First, a photo to show the difference between needlefelting, like Hilary‘s falcon, and felting; Diana made me the colorful turtle.

Maybe someday I’ll post about the man from Mexico who was working on the grounds while the place was being torn down by half at a time and rebuilt.

But anyway. Today was a lupus group meeting at the local community hospital, and I chuckled as I pulled into the exact same parking spot near the door that I have somehow gotten every single time since the new seismically-correct hospital opened.

We meet in a conference room next to the cafeteria in the basement and this time the group decided, hey, let’s have a salad potluck and do lunch together.

There was a new person there, her first time.  And that is the main reason I go to these: to show the newer/younger patients that you can have this disease a long time and life still goes on with it and it’s okay: no matter what it may throw at you, you are still you and the rest is just noise.

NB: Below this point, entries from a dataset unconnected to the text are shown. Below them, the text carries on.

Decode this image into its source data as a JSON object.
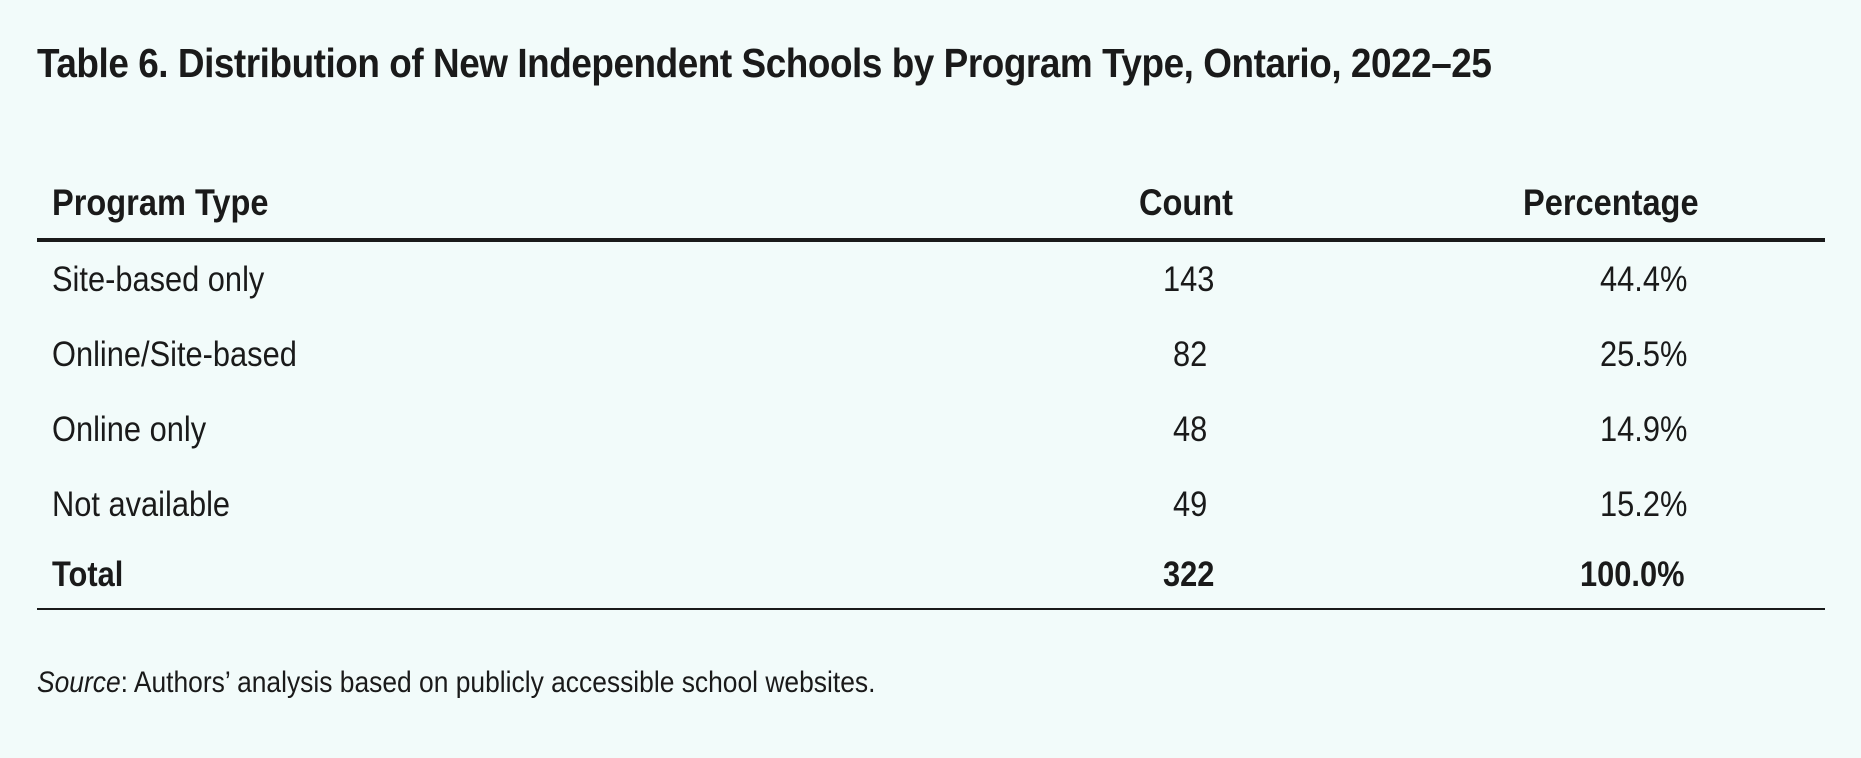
{
  "title": "Table 6. Distribution of New Independent Schools by Program Type, Ontario, 2022–25",
  "table": {
    "headers": [
      "Program Type",
      "Count",
      "Percentage"
    ],
    "rows": [
      {
        "program": "Site-based only",
        "count": "143",
        "percentage": "44.4%"
      },
      {
        "program": "Online/Site-based",
        "count": "82",
        "percentage": "25.5%"
      },
      {
        "program": "Online only",
        "count": "48",
        "percentage": "14.9%"
      },
      {
        "program": "Not available",
        "count": "49",
        "percentage": "15.2%"
      }
    ],
    "total": {
      "program": "Total",
      "count": "322",
      "percentage": "100.0%"
    }
  },
  "source": {
    "label": "Source",
    "text": ": Authors’ analysis based on publicly accessible school websites."
  }
}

One of the things she wanted to know was how to know what to expect. The short answer is, you can’t. The long answer is, statistically, how you’re doing at five years out is how you’ll very likely be 20 years out.  No organ involvement? Wonderful! She was particularly interested in the cardiac statistics, and someone who is a nurse answered but I didn’t hear what she said, so I didn’t say anything, not wanting to possibly repeat her.

But the percentage of lupus patients who show cardiac disease at autopsy is in the high-90’s percentile. 50% of those will never have known it.  (And of course, then there are the occasional patients like the unnamed one a Stanford cardiologist was just shaking his head over to me: he’d had to do a quintuple bypass on her. At age 21.)

There was also one older member there with her first set of hearing aids, and she seemed  discouraged with them at two weeks out. I told her it takes about three months for the brain to adjust to sounds it’s not used to hearing, that you get better over time at picking a voice out of background noise, that the pain at the unaccustomed volume–it’s called recruitment–does go away, but no, it’s not perfect and it’s not instantaneous.  And that the adjustment time is longer if you’re rarely actually around much in the way of sound.

I asked her if hers had directional mics?  She thought so, but didn’t know what that really meant.

It means the aids are picking up the person you’re facing and likely leaving out the people to the side. I explained about the consonants being higher pitched than vowels, making speech sound mumbly due to missing pieces.

I came away feeling like I had actually been able to be helpful, which is always a good thing.

But what struck me was how much sitting at two tables pushed together, everyone facing each other, a bit of food in hand, had made the atmosphere less formal. Had made people more comfortable speaking up about their personal lives, not just the lupus aspects of them. Had made the conversation a back-and-forth, give-and-take rather than the one turn for you, one turn for you, one for you, version of speaking that goes on at the regular meetings, had made it more a meeting of friends than merely patients, and I very much enjoyed today’s.

I gave the newcomer my contact info and blog addy.  I wanted to make it clear: we’re all in this life thing together.